Cette migration verticale concerne aussi bien des crustacés et des céphalopodes que des poissons,
comme les Myctophidés - les « poissons lanterne ». Leur nombre est si important qu’ils forment une
couche suffisamment dense pour réfléchir les ondes des sondeurs acoustiques des navires, troublant
ainsi pendant longtemps les marins qui pensaient qu’il s’agissait de fonds se soulevant sous leurs
navires. Ces derniers baptisèrent le phénomène les « fonds fantômes » des océans. Dorénavant
surnommée la « Deep Scattering Layer », on sait maintenant que cette migration ne concerne que les
espèces et organismes vivant au maximum jusqu’à 1 000 mètres de profondeur.
La ménagerie de verre
La grande surprise qui attendait les chercheurs effectuant les
premières plongées entre deux eaux fut la prépondérance des
organismes gélatineux. Jusque-là, ils ne les avaient vus qu’écrasés,
en masses informes, dégoulinant littéralement des filets. In situ, ils
les découvraient fidèles à leur réalité : étranges dentelles vivantes,
méduses, salpes, ceintures de vénus, cténophores ou siphonophores
qui constituent majoritairement le plancton. Ces organismes gélatineux
forment le tissu vivant le plus représenté de l’entre-deux-eaux et, en
masse, la population animale la plus abondante de notre planète.

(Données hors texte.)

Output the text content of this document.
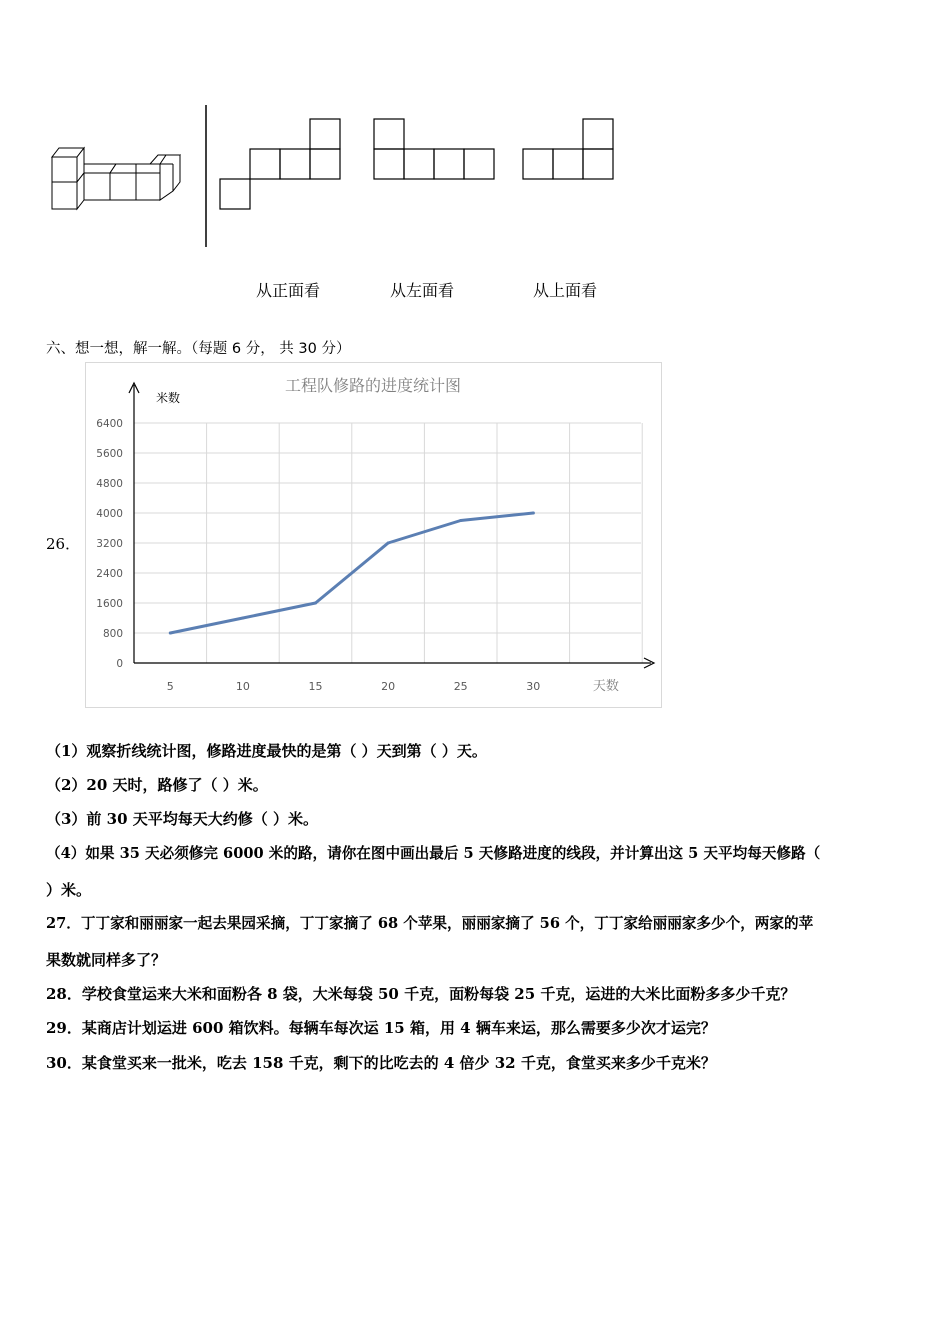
从正面看	从左面看	从上面看
六、想一想，解一解。（每题 6 分， 共 30 分）
26．
工程队修路的进度统计图
米数
0
800
1600
2400
3200
4000
4800
5600
6400
5	10	15	20	25	30	天数
（1）观察折线统计图，修路进度最快的是第（ ）天到第（ ）天。
（2）20 天时，路修了（ ）米。
（3）前 30 天平均每天大约修（ ）米。
（4）如果 35 天必须修完 6000 米的路，请你在图中画出最后 5 天修路进度的线段，并计算出这 5 天平均每天修路（
）米。
27．丁丁家和丽丽家一起去果园采摘，丁丁家摘了 68 个苹果，丽丽家摘了 56 个，丁丁家给丽丽家多少个，两家的苹
果数就同样多了？
28．学校食堂运来大米和面粉各 8 袋，大米每袋 50 千克，面粉每袋 25 千克，运进的大米比面粉多多少千克？
29．某商店计划运进 600 箱饮料。每辆车每次运 15 箱，用 4 辆车来运，那么需要多少次才运完？
30．某食堂买来一批米，吃去 158 千克，剩下的比吃去的 4 倍少 32 千克，食堂买来多少千克米？
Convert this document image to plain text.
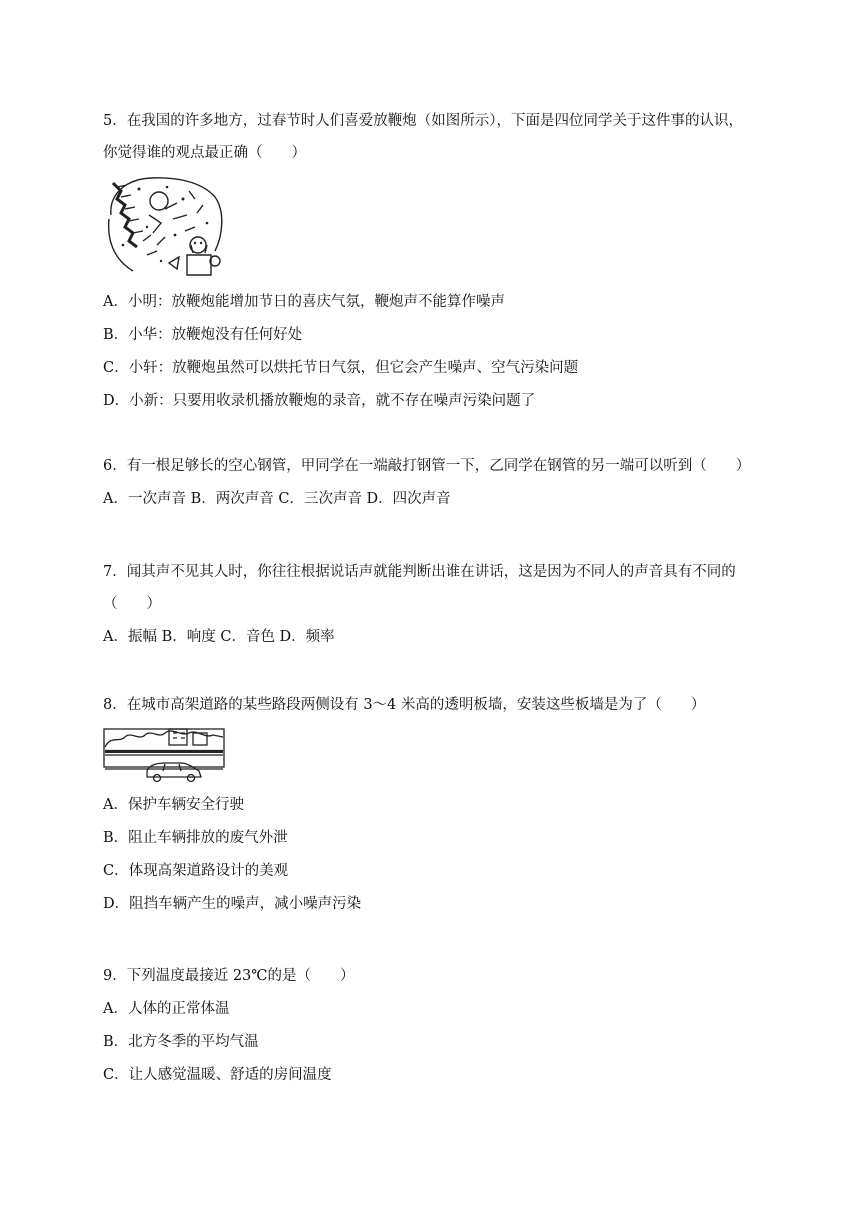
5．在我国的许多地方，过春节时人们喜爱放鞭炮（如图所示），下面是四位同学关于这件事的认识，

你觉得谁的观点最正确（　　）

A．小明：放鞭炮能增加节日的喜庆气氛，鞭炮声不能算作噪声

B．小华：放鞭炮没有任何好处

C．小轩：放鞭炮虽然可以烘托节日气氛，但它会产生噪声、空气污染问题

D．小新：只要用收录机播放鞭炮的录音，就不存在噪声污染问题了

6．有一根足够长的空心钢管，甲同学在一端敲打钢管一下，乙同学在钢管的另一端可以听到（　　）

A．一次声音 B．两次声音 C．三次声音 D．四次声音

7．闻其声不见其人时，你往往根据说话声就能判断出谁在讲话，这是因为不同人的声音具有不同的

（　　）

A．振幅 B．响度 C．音色 D．频率

8．在城市高架道路的某些路段两侧设有 3～4 米高的透明板墙，安装这些板墙是为了（　　）

A．保护车辆安全行驶

B．阻止车辆排放的废气外泄

C．体现高架道路设计的美观

D．阻挡车辆产生的噪声，减小噪声污染

9．下列温度最接近 23℃的是（　　）

A．人体的正常体温

B．北方冬季的平均气温

C．让人感觉温暖、舒适的房间温度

Créatures adaptées à la vie sans obstacle rigide, elles sont souvent
composées d’eau (jusqu’à 98 %) et de collagène. En effet, la lumière
qui pénètre jusque dans leur domaine peut les révéler à leurs
prédateurs, elles s’en défendent donc en étant transparentes.
De 200 à 1 000 mètres le crépuscule des océans
L’exploration de ces profondeurs a permis de comprendre quelques-uns des phénomènes qui régissent les mers et les océans et de découvrir une faune inconnue.